Ağlatmadan Uyku Eğitimi

Sylwia: Tamam. Rabia çok sağ ol. Çok teşekkür ederim. Demek bebekleri ağlarken odasında bırakmıyoruz ve kaçmıyoruz.
Doğru mu?
Rabia: Evet, aşamalı olarak desteklerini kesiyoruz. Ve bu aşamalı olarak destek kesmekte de bebeğin atıyorum emzirmeyse desteği, emzirme yerine anne şefkati, anne kucağı; sonrasında atıyorum sallanmaysa gene anne şefkati, anne kucağı, annenin dokunsal teması, sessel teması, yani bir nevi anne ben sana bağımlı değilim ama ben sana bağlıyım.

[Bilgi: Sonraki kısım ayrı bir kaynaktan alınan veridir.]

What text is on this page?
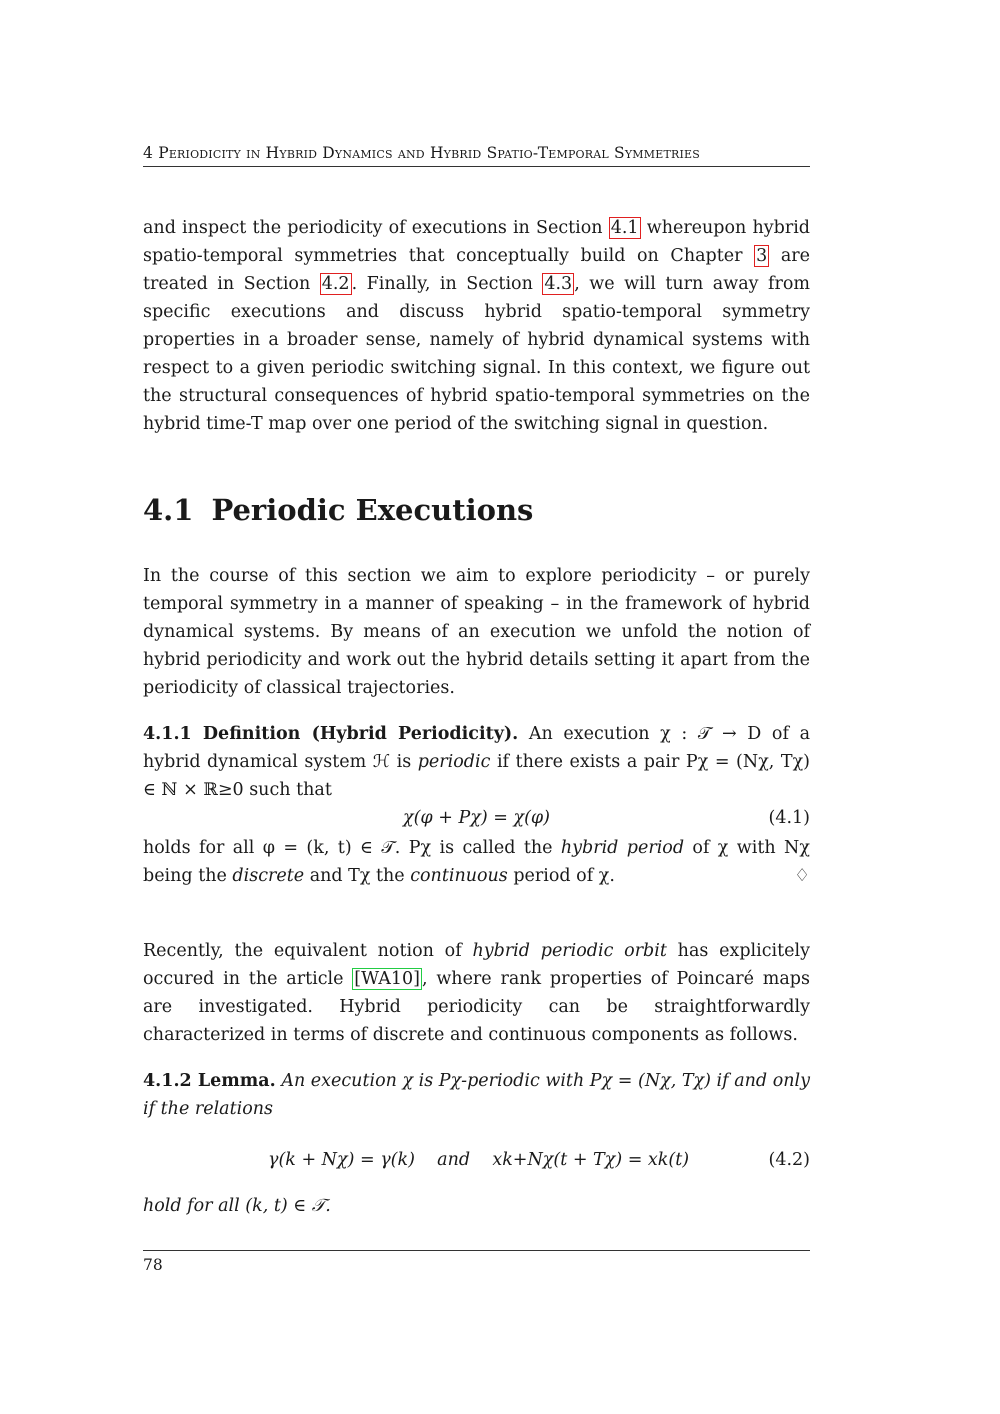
4 Periodicity in Hybrid Dynamics and Hybrid Spatio-Temporal Symmetries

and inspect the periodicity of executions in Section 4.1 whereupon hybrid spatio-temporal symmetries that conceptually build on Chapter 3 are treated in Section 4.2 . Finally, in Section 4.3 , we will turn away from specific executions and discuss hybrid spatio-temporal symmetry properties in a broader sense, namely of hybrid dynamical systems with respect to a given periodic switching signal. In this context, we figure out the structural consequences of hybrid spatio-temporal symmetries on the hybrid time-T map over one period of the switching signal in question.

4.1 Periodic Executions

In the course of this section we aim to explore periodicity – or purely temporal symmetry in a manner of speaking – in the framework of hybrid dynamical systems. By means of an execution we unfold the notion of hybrid periodicity and work out the hybrid details setting it apart from the periodicity of classical trajectories.

4.1.1 Definition (Hybrid Periodicity). An execution χ : 𝒯 → D of a hybrid dynamical system ℋ is periodic if there exists a pair Pχ = (Nχ, Tχ) ∈ ℕ × ℝ≥0 such that

χ(φ + Pχ) = χ(φ)	(4.1)

holds for all φ = (k, t) ∈ 𝒯. Pχ is called the hybrid period of χ with Nχ being the discrete and Tχ the continuous period of χ.	♢

Recently, the equivalent notion of hybrid periodic orbit has explicitely occured in the article [WA10] , where rank properties of Poincaré maps are investigated. Hybrid periodicity can be straightforwardly characterized in terms of discrete and continuous components as follows.

4.1.2 Lemma. An execution χ is Pχ-periodic with Pχ = (Nχ, Tχ) if and only if the relations

γ(k + Nχ) = γ(k)    and    xk+Nχ(t + Tχ) = xk(t)	(4.2)

hold for all (k, t) ∈ 𝒯.

78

Evet beni yatağıma bıraktın. Ben yatağıma güveniyorum ve uyumaya devam edeceğim. Bebeğe bunu aşıladıktan
sonra, bunu öğrettikten sonra zaten her şey çok kolay bir şekilde devam ediyor. Uyku alışkanlığı değiştirme süreci de zaten bebeğe verilen bir şey değildir. Biz bunu ailelere veririz. Aileler bizimle bebek arasında bir köprü oluşturur. Ve biz bebeğe o şekilde uykuyu öğretmiş oluruz.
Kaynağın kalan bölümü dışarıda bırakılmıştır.